For the purposes of qualitative testing, however, the examiners are usually be prepared to accept Fe²⁺_(aq) or Fe²⁺_(aq).

Again, the previous chapters explain that the OH- ions remove H+ ions from water ligands in an acid-base reaction.

And that they do this until the complex becomes neutral, at which point it will precipitate.

[Fe(H₂O)₆]²⁺ _(aq) + 2 OH^-_(aq) --> [Fe(H₂O)₄(OH)₂] _(s) + 2 H₂O _(l)

_and

[Fe(H₂O)₆]³⁺ _(aq) + 3 OH^-_(aq) --> [Fe(H₂O)₃(OH)₃] _(s) + 3 H₂O _(l)

But, again, the examiner will accept;

Fe²⁺_(aq) + 2 OH^-_(aq) --> Fe(OH)_{2 (s)} Fe³⁺_(aq) + 3 OH^-_(aq) --> Fe(OH)_{3 (s)}

So all we really need to do is substitute the symbol for the metal ion under consideration and try to recall the likely colours of the solution we start with and the precipitates we will make.

(*) Colours of solutions are dependent on concentration.

Note: details of behaviour with excess OH^- /NH₃ may be required and are covered in the previous chapter.
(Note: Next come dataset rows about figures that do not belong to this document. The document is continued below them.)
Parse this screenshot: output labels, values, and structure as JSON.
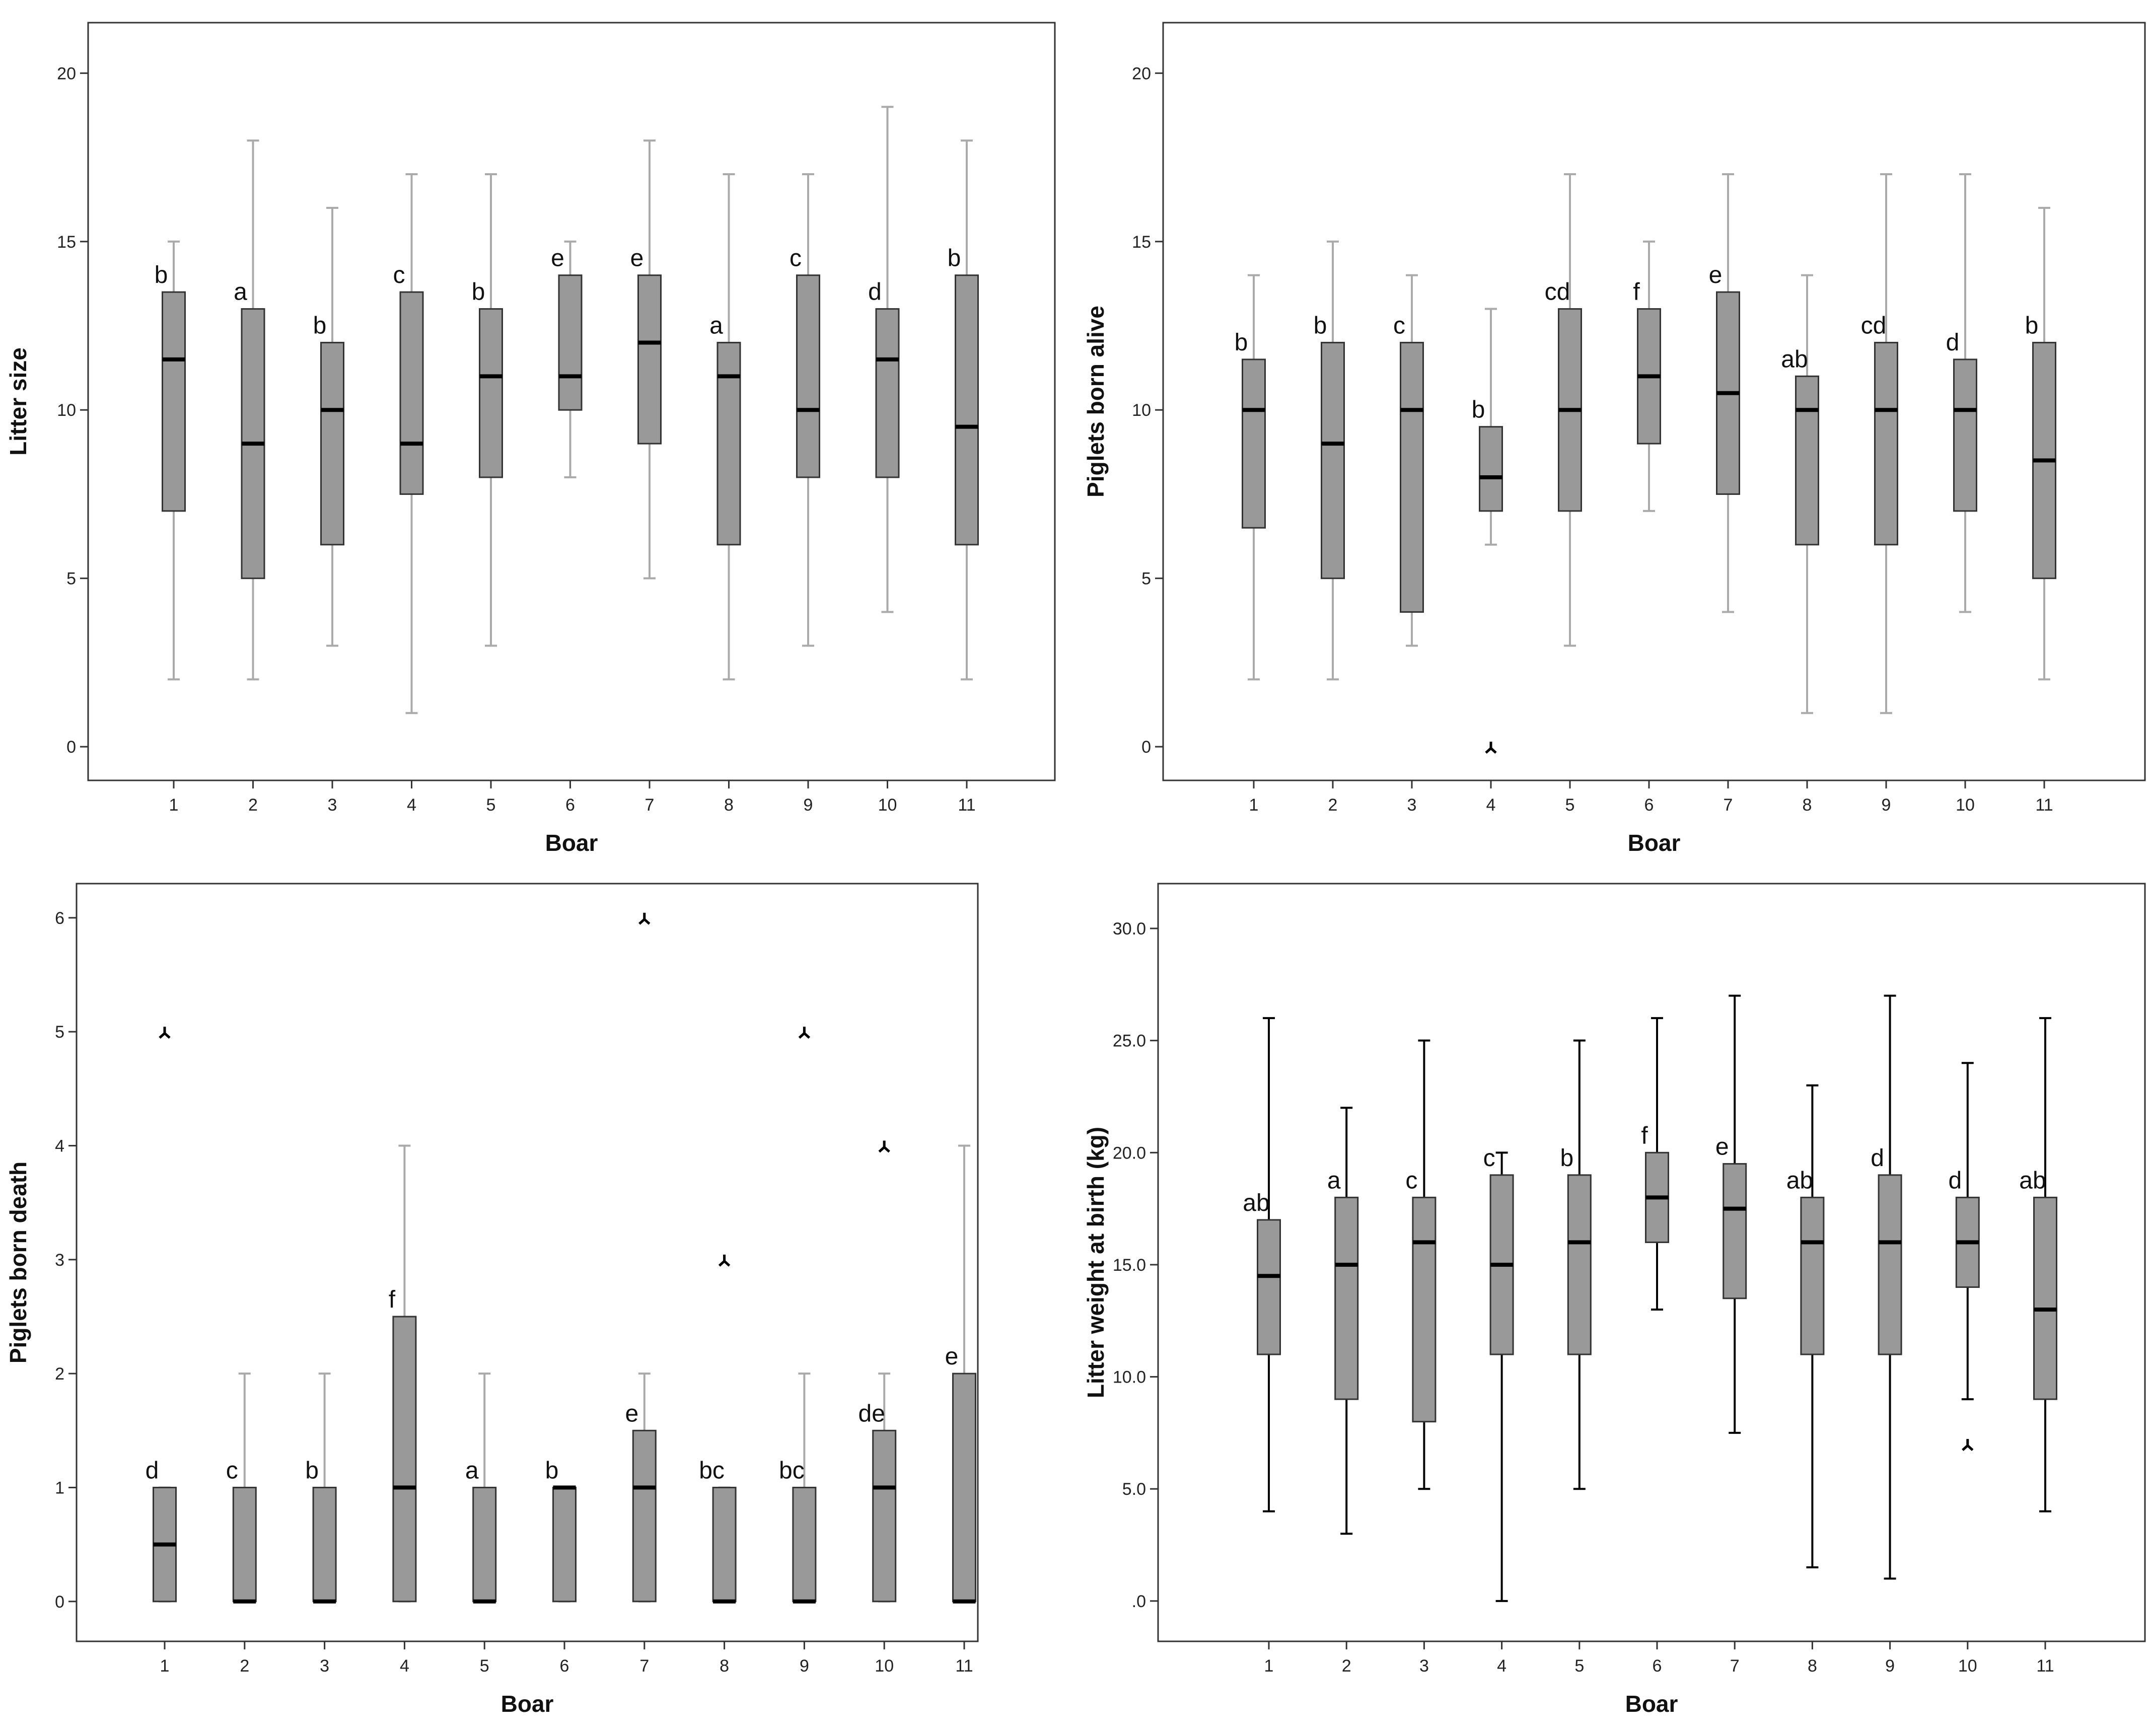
{
  "chart_data": [
    {
      "type": "boxplot",
      "xlabel": "Boar",
      "ylabel": "Litter size",
      "categories": [
        "1",
        "2",
        "3",
        "4",
        "5",
        "6",
        "7",
        "8",
        "9",
        "10",
        "11"
      ],
      "ylim": [
        -1,
        21.5
      ],
      "yticks": [
        0,
        5,
        10,
        15,
        20
      ],
      "ytick_labels": [
        "0",
        "5",
        "10",
        "15",
        "20"
      ],
      "grid": false,
      "whisker_color": "#aaaaaa",
      "boxes": [
        {
          "min": 2,
          "q1": 7,
          "median": 11.5,
          "q3": 13.5,
          "max": 15,
          "letter": "b"
        },
        {
          "min": 2,
          "q1": 5,
          "median": 9,
          "q3": 13,
          "max": 18,
          "letter": "a"
        },
        {
          "min": 3,
          "q1": 6,
          "median": 10,
          "q3": 12,
          "max": 16,
          "letter": "b"
        },
        {
          "min": 1,
          "q1": 7.5,
          "median": 9,
          "q3": 13.5,
          "max": 17,
          "letter": "c"
        },
        {
          "min": 3,
          "q1": 8,
          "median": 11,
          "q3": 13,
          "max": 17,
          "letter": "b"
        },
        {
          "min": 8,
          "q1": 10,
          "median": 11,
          "q3": 14,
          "max": 15,
          "letter": "e"
        },
        {
          "min": 5,
          "q1": 9,
          "median": 12,
          "q3": 14,
          "max": 18,
          "letter": "e"
        },
        {
          "min": 2,
          "q1": 6,
          "median": 11,
          "q3": 12,
          "max": 17,
          "letter": "a"
        },
        {
          "min": 3,
          "q1": 8,
          "median": 10,
          "q3": 14,
          "max": 17,
          "letter": "c"
        },
        {
          "min": 4,
          "q1": 8,
          "median": 11.5,
          "q3": 13,
          "max": 19,
          "letter": "d"
        },
        {
          "min": 2,
          "q1": 6,
          "median": 9.5,
          "q3": 14,
          "max": 18,
          "letter": "b"
        }
      ],
      "outliers": []
    },
    {
      "type": "boxplot",
      "xlabel": "Boar",
      "ylabel": "Piglets born alive",
      "categories": [
        "1",
        "2",
        "3",
        "4",
        "5",
        "6",
        "7",
        "8",
        "9",
        "10",
        "11"
      ],
      "ylim": [
        -1,
        21.5
      ],
      "yticks": [
        0,
        5,
        10,
        15,
        20
      ],
      "ytick_labels": [
        "0",
        "5",
        "10",
        "15",
        "20"
      ],
      "grid": false,
      "whisker_color": "#aaaaaa",
      "boxes": [
        {
          "min": 2,
          "q1": 6.5,
          "median": 10,
          "q3": 11.5,
          "max": 14,
          "letter": "b"
        },
        {
          "min": 2,
          "q1": 5,
          "median": 9,
          "q3": 12,
          "max": 15,
          "letter": "b"
        },
        {
          "min": 3,
          "q1": 4,
          "median": 10,
          "q3": 12,
          "max": 14,
          "letter": "c"
        },
        {
          "min": 6,
          "q1": 7,
          "median": 8,
          "q3": 9.5,
          "max": 13,
          "letter": "b"
        },
        {
          "min": 3,
          "q1": 7,
          "median": 10,
          "q3": 13,
          "max": 17,
          "letter": "cd"
        },
        {
          "min": 7,
          "q1": 9,
          "median": 11,
          "q3": 13,
          "max": 15,
          "letter": "f"
        },
        {
          "min": 4,
          "q1": 7.5,
          "median": 10.5,
          "q3": 13.5,
          "max": 17,
          "letter": "e"
        },
        {
          "min": 1,
          "q1": 6,
          "median": 10,
          "q3": 11,
          "max": 14,
          "letter": "ab"
        },
        {
          "min": 1,
          "q1": 6,
          "median": 10,
          "q3": 12,
          "max": 17,
          "letter": "cd"
        },
        {
          "min": 4,
          "q1": 7,
          "median": 10,
          "q3": 11.5,
          "max": 17,
          "letter": "d"
        },
        {
          "min": 2,
          "q1": 5,
          "median": 8.5,
          "q3": 12,
          "max": 16,
          "letter": "b"
        }
      ],
      "outliers": [
        {
          "boar": "4",
          "value": 0
        }
      ]
    },
    {
      "type": "boxplot",
      "xlabel": "Boar",
      "ylabel": "Piglets born death",
      "categories": [
        "1",
        "2",
        "3",
        "4",
        "5",
        "6",
        "7",
        "8",
        "9",
        "10",
        "11"
      ],
      "ylim": [
        -0.35,
        6.3
      ],
      "yticks": [
        0,
        1,
        2,
        3,
        4,
        5,
        6
      ],
      "ytick_labels": [
        "0",
        "1",
        "2",
        "3",
        "4",
        "5",
        "6"
      ],
      "grid": false,
      "whisker_color": "#aaaaaa",
      "boxes": [
        {
          "min": 0,
          "q1": 0,
          "median": 0.5,
          "q3": 1,
          "max": 1,
          "letter": "d"
        },
        {
          "min": 0,
          "q1": 0,
          "median": 0,
          "q3": 1,
          "max": 2,
          "letter": "c"
        },
        {
          "min": 0,
          "q1": 0,
          "median": 0,
          "q3": 1,
          "max": 2,
          "letter": "b"
        },
        {
          "min": 0,
          "q1": 0,
          "median": 1,
          "q3": 2.5,
          "max": 4,
          "letter": "f"
        },
        {
          "min": 0,
          "q1": 0,
          "median": 0,
          "q3": 1,
          "max": 2,
          "letter": "a"
        },
        {
          "min": 0,
          "q1": 0,
          "median": 1,
          "q3": 1,
          "max": 1,
          "letter": "b"
        },
        {
          "min": 0,
          "q1": 0,
          "median": 1,
          "q3": 1.5,
          "max": 2,
          "letter": "e"
        },
        {
          "min": 0,
          "q1": 0,
          "median": 0,
          "q3": 1,
          "max": 1,
          "letter": "bc"
        },
        {
          "min": 0,
          "q1": 0,
          "median": 0,
          "q3": 1,
          "max": 2,
          "letter": "bc"
        },
        {
          "min": 0,
          "q1": 0,
          "median": 1,
          "q3": 1.5,
          "max": 2,
          "letter": "de"
        },
        {
          "min": 0,
          "q1": 0,
          "median": 0,
          "q3": 2,
          "max": 4,
          "letter": "e"
        }
      ],
      "outliers": [
        {
          "boar": "1",
          "value": 5
        },
        {
          "boar": "7",
          "value": 6
        },
        {
          "boar": "8",
          "value": 3
        },
        {
          "boar": "9",
          "value": 5
        },
        {
          "boar": "10",
          "value": 4
        }
      ]
    },
    {
      "type": "boxplot",
      "xlabel": "Boar",
      "ylabel": "Litter weight at birth (kg)",
      "categories": [
        "1",
        "2",
        "3",
        "4",
        "5",
        "6",
        "7",
        "8",
        "9",
        "10",
        "11"
      ],
      "ylim": [
        -1.8,
        32
      ],
      "yticks": [
        0,
        5,
        10,
        15,
        20,
        25,
        30
      ],
      "ytick_labels": [
        ".0",
        "5.0",
        "10.0",
        "15.0",
        "20.0",
        "25.0",
        "30.0"
      ],
      "grid": false,
      "whisker_color": "#000000",
      "boxes": [
        {
          "min": 4,
          "q1": 11,
          "median": 14.5,
          "q3": 17,
          "max": 26,
          "letter": "ab"
        },
        {
          "min": 3,
          "q1": 9,
          "median": 15,
          "q3": 18,
          "max": 22,
          "letter": "a"
        },
        {
          "min": 5,
          "q1": 8,
          "median": 16,
          "q3": 18,
          "max": 25,
          "letter": "c"
        },
        {
          "min": 0,
          "q1": 11,
          "median": 15,
          "q3": 19,
          "max": 20,
          "letter": "c"
        },
        {
          "min": 5,
          "q1": 11,
          "median": 16,
          "q3": 19,
          "max": 25,
          "letter": "b"
        },
        {
          "min": 13,
          "q1": 16,
          "median": 18,
          "q3": 20,
          "max": 26,
          "letter": "f"
        },
        {
          "min": 7.5,
          "q1": 13.5,
          "median": 17.5,
          "q3": 19.5,
          "max": 27,
          "letter": "e"
        },
        {
          "min": 1.5,
          "q1": 11,
          "median": 16,
          "q3": 18,
          "max": 23,
          "letter": "ab"
        },
        {
          "min": 1,
          "q1": 11,
          "median": 16,
          "q3": 19,
          "max": 27,
          "letter": "d"
        },
        {
          "min": 9,
          "q1": 14,
          "median": 16,
          "q3": 18,
          "max": 24,
          "letter": "d"
        },
        {
          "min": 4,
          "q1": 9,
          "median": 13,
          "q3": 18,
          "max": 26,
          "letter": "ab"
        }
      ],
      "outliers": [
        {
          "boar": "10",
          "value": 7
        }
      ]
    }
  ]
}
Halide ions (Cl^-,Br^-,I^-)

• • Add dilute Nitric Acid

  • Add Silver Nitrate solution

  • Note colour of precipitate:Chloride = White, Bromide = Cream, Iodide = Yellow

Ag⁺ _(aq) + X^- _(aq)--> AgX_(s)

• • Add dilute Ammonia solution, Chloride precipitate will dissolve

  • Add concentrated Ammonia solution, Bromide precipitate will dissolve

Note: The Nitric acid removes and CO₂ that has dissolved to form Carbonate ions which would also precipitate

If you were sure you had a halide solution and it didn't precipitate then you can assume that it is a Fluoride solution.

The ammonia re-dissolving is a chance to confirm your suspicions if the colour of precipitates are not absolutely clear.